On 5 February 2018, a man employed by the defendant company, was driving the truck through a housing estate, when the passenger side outrigger on the crane extended, causing it to strike a parked van. The force pushed the van backwards, dragging another man who’d been standing at the back underneath it. He suffered fatal injuries.

Workplace Health and Safety Queensland investigators found the truck driver had failed to engage the primary locking mechanism on the passenger side outrigger before leaving the estate. The secondary locking mechanism was bent and worn. Testing showed this back-up device would not, on its own, have provided adequate and reliable restraint without an engaged primary locking mechanism. The investigation could not determine whether the passenger side outrigger extended as a result of a failure of the secondary locking mechanism or because the driver didn’t to properly retract the outrigger in the transport position.

At the time of the incident, the crane was well overdue for its 10-year major inspection as required by the Australian Standard and the manufacturer’s recommendations. The inspection was approximately 18 months overdue. The defendant did not have a maintenance plan or schedule in place to ensure periodic inspections and maintenance were done when required. The company was also aware of the need for a 10-year inspection, having received a quote for its other truck-mounted crane. A mandatory major inspection and service would have, amongst other things, included a check of the primary and secondary locking mechanisms to ensure they operated effectively and identified the need to fit a warning device in the vehicle cab to indicate when an outrigger was not in the transport position.

In sentencing, Magistrate Haydn Stjernqvist noted the defendant company was responsible for maintenance of the crane, with the truck and crane being used regularly in its business. Magistrate Stjernqvist referred to the aggravating circumstances of the case which included that the company had no system in place to ensure the trucks it used as part of its daily operations were properly maintained, the truck was being driven on public roads thus exposing unsuspecting members of the public to risk, and the defendant was aware of the need to conduct a 10 year major inspection for its other crane truck, yet had not made inquiries to obtain a quote for a similar service of the subject truck.

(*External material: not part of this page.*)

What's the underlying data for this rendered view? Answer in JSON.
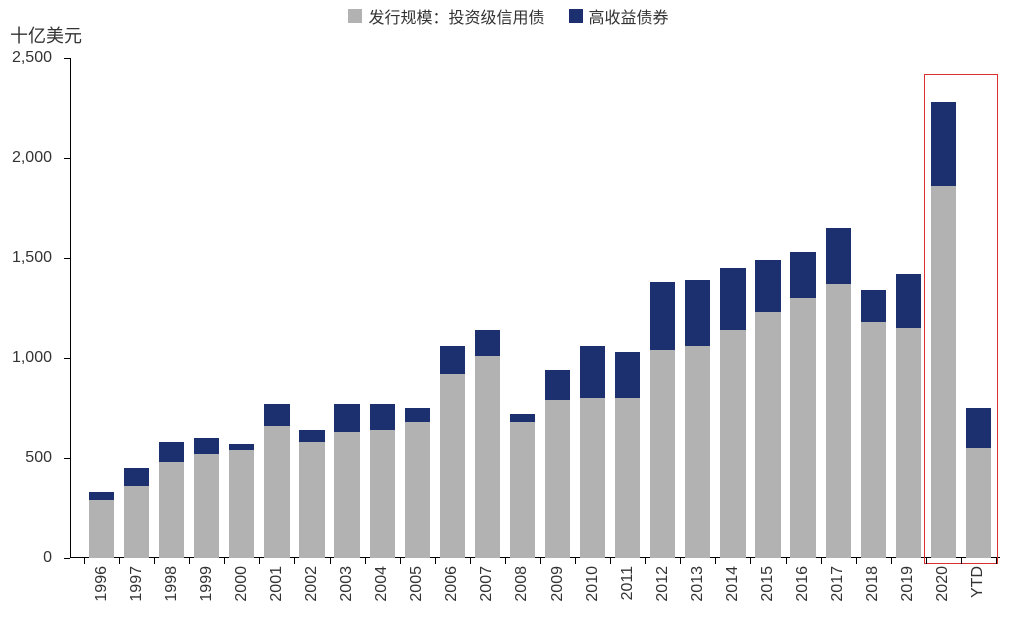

His Honour considered post-incident improvements made by the defendant, including the purchase of new cranes and the commencement of an ongoing service contract with a specialist company to inspect and maintain the cranes. He also took into account the defendant company’s lack of previous convictions, cooperation with the WHSQ investigation and guilty plea.

The company was convicted of an offence against section 32 of the Work Health and Safety Act 2011 of failing to comply with health and safety duty as a person with management or control of plant at a workplace to ensure, so far as reasonably practicable, that the plant was without risks to the health and safety of any person and that failure exposed an individual to a risk of death or serious injury.

The defendant was fined $135,000 and ordered to pay professional and court costs of almost $1,600. No conviction was recorded.